Everybody knows what food poisoning feels like. Two exits; no waiting. Retching, dry heaves, misery, which you know will resolve in a day or two most likely.

Since the election, many creative people have been suffering from News poisoning, with mental effect of a similar nature; the problem is the source of the poison isn’t going away anytime soon.

I know some people who have put their creative lives on hold to be more politically active. I know those who have decided to take a step back from current events and continue to work in their creative careers.

And of course, many many people struggling to do both at once, and feeling torn up about it. They aren’t active enough, or their work is suffering, taking a back seat to the burning need of the resistance.

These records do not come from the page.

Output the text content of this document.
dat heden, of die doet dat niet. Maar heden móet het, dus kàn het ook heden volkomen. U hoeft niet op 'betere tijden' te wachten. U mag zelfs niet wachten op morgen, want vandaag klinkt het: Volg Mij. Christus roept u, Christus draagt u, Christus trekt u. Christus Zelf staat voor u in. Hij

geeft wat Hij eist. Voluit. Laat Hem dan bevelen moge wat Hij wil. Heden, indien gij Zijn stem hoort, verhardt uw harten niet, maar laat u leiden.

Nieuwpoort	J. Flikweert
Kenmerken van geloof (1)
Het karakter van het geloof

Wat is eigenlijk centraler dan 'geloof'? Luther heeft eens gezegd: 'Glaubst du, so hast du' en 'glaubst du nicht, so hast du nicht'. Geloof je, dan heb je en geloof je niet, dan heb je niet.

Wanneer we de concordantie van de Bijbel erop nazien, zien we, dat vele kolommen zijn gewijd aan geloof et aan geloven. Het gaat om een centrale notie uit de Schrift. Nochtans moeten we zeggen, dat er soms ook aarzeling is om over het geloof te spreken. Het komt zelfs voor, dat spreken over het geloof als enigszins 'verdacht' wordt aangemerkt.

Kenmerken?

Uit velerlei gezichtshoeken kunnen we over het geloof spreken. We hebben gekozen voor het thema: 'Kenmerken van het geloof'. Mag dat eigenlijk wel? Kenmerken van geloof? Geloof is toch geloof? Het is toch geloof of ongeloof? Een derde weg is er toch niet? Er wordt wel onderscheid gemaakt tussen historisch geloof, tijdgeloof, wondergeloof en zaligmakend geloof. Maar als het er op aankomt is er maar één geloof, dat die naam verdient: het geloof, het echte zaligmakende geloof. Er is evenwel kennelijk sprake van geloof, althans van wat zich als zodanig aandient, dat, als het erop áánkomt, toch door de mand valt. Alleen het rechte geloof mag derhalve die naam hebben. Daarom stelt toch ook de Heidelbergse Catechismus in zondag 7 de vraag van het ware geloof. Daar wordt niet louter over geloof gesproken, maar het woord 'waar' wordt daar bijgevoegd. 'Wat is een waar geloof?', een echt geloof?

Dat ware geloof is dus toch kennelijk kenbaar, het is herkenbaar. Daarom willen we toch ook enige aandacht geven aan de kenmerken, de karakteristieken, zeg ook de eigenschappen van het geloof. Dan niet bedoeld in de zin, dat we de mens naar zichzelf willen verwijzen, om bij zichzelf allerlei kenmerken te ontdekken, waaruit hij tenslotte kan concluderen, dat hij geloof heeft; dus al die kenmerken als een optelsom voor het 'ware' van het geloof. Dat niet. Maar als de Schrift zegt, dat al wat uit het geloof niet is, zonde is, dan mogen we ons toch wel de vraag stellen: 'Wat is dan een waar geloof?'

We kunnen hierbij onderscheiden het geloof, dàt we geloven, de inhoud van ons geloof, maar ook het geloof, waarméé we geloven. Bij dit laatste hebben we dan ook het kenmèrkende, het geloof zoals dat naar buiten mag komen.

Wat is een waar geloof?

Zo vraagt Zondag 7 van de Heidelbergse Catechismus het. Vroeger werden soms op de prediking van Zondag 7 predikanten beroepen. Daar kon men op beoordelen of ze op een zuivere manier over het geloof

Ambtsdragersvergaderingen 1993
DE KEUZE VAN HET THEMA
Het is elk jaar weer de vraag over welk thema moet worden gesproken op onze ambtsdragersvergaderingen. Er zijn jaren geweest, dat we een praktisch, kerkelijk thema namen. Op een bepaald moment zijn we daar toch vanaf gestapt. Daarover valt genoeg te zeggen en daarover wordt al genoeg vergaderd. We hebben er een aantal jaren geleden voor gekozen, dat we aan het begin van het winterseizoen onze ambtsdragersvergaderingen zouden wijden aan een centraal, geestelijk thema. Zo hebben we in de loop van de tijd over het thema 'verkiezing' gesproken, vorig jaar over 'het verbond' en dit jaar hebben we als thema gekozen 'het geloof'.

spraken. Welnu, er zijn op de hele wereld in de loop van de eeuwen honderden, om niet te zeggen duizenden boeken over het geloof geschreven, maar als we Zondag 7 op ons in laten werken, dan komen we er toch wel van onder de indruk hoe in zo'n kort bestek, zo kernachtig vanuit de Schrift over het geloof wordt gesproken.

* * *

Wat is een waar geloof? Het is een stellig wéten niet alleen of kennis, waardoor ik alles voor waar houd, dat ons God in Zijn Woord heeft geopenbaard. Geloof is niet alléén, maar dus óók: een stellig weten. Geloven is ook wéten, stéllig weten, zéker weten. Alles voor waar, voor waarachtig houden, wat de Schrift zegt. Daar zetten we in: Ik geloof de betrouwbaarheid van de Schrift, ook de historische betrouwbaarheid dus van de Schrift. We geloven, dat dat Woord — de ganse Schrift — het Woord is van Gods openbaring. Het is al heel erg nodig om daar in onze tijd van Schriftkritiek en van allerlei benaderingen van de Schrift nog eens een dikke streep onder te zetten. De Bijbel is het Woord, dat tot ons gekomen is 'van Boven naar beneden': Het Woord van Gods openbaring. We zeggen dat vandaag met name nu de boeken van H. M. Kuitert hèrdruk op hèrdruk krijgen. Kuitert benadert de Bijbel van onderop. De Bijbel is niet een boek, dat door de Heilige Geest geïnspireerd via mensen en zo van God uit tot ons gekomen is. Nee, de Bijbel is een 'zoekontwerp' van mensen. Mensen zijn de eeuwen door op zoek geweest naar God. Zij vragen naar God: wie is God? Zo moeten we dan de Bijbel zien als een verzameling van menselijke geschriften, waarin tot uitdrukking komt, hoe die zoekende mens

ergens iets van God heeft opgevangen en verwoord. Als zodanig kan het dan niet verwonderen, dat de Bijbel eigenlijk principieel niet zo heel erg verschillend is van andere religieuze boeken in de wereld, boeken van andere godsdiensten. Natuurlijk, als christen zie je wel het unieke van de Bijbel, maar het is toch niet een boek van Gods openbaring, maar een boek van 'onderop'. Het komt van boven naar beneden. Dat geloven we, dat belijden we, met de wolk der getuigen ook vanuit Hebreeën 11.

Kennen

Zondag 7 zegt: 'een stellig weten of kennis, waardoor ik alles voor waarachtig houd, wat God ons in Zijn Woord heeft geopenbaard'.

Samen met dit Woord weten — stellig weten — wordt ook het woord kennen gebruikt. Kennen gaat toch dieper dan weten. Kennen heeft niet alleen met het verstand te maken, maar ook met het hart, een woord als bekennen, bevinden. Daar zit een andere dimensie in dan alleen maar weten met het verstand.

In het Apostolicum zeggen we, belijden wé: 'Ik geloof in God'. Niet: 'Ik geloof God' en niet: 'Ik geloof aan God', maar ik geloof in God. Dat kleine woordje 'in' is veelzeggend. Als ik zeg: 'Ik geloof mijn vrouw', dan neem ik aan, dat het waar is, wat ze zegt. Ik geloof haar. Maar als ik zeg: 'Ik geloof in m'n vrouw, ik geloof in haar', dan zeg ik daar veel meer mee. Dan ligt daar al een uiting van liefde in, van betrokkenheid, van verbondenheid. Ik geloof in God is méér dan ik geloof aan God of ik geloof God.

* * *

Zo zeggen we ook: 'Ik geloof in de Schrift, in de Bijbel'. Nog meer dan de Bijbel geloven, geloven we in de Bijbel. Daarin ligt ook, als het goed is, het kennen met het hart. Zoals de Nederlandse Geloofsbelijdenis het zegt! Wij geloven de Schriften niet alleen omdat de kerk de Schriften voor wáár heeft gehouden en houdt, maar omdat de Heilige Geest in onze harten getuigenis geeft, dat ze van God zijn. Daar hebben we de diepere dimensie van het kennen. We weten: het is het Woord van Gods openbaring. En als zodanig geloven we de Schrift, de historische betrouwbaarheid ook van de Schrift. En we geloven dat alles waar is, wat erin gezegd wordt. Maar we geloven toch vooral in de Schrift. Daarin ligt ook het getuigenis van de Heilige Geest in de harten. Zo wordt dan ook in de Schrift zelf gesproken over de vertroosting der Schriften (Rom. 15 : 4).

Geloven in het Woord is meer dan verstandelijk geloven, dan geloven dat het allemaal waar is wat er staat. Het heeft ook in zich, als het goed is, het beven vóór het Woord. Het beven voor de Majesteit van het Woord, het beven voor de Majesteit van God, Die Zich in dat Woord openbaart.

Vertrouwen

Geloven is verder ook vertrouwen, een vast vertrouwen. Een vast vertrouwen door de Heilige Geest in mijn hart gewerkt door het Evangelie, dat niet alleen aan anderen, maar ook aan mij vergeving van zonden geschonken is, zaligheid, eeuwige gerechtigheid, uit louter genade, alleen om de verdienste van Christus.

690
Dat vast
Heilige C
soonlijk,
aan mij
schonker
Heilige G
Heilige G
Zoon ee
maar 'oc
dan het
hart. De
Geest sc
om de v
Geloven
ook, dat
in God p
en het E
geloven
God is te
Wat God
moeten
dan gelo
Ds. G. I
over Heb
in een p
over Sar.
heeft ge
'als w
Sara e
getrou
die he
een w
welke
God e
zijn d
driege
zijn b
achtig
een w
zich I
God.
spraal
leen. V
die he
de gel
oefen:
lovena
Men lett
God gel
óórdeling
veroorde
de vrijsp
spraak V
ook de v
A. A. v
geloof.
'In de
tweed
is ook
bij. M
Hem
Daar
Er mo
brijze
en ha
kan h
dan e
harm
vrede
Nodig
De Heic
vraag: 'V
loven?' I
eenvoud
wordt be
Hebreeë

Successful artists can afford to wear their heart on their sleeves. Stephen King is free to speak his mind, but as a fledgling SF author, to speak out on politics costs you some fraction of your audience; adult SF is a small audience to start out with, when compared to many genres (YA, Romance, Mass Market Thrillers) and slicing that readership in half out of the gate feels self-sabotaging.

I’ve worked as an unpaid, Krugman-esque op ed writer in social media for decades now. Inhaling news, and exhaling commentary, building a following of a few thousand, and losing it again as my interest waxed and waned. I’m Krugman, without the Nobel Prize, which is to say, I’m nothing like Krugman.

I’m more like a sports fan who thinks he could be a radio color commentator, but who has never had that gig a day in his life. My efforts to monetize this work have generated a little money, not much, but then, my fiction writing hasn’t made much either.

One wants to combine all of one’s selves into one unified force and punch through to success, to victory; but one fears that mixing one’s politics with one’s fiction will result in unpublishable message stories, half-assed polemic.

Writing dystopia’s feels a little on the nose; writing rosy futures feels absurd. Secondary creations which sidestep the moment feel irrelevant. Letting the climate kill your creative life feels like giving up.

My only way through it, is to try to do more, and talk less about it. Take the time I used to spend mulling politics, use it to advocate for the things I believe in (science, fairness, equality, the environment) and keep on keeping on.

So far, it’s not working. The world swirls around me. I struggle not to hate the 27% of the country who have plunged the world into chaos, and the 73% who let them, myself included. I struggle to believe in a decent future, as the extrapolation machine in my brain sees untold misery unfolding over the next few decades.

I believe in a 73% solution. That the 73% who didn’t vote for chaos can eventually lead us away from a looming world of environmental disaster and massive human die offs. I give money and time to the 73%.

but talking about it… as I’m doing now? Why don’t I stop doing that and write?

Why?

One thing at a time, maybe. Learn to read like I was fourteen again; then maybe I’ll be able to focus on my creative work like I was twenty five.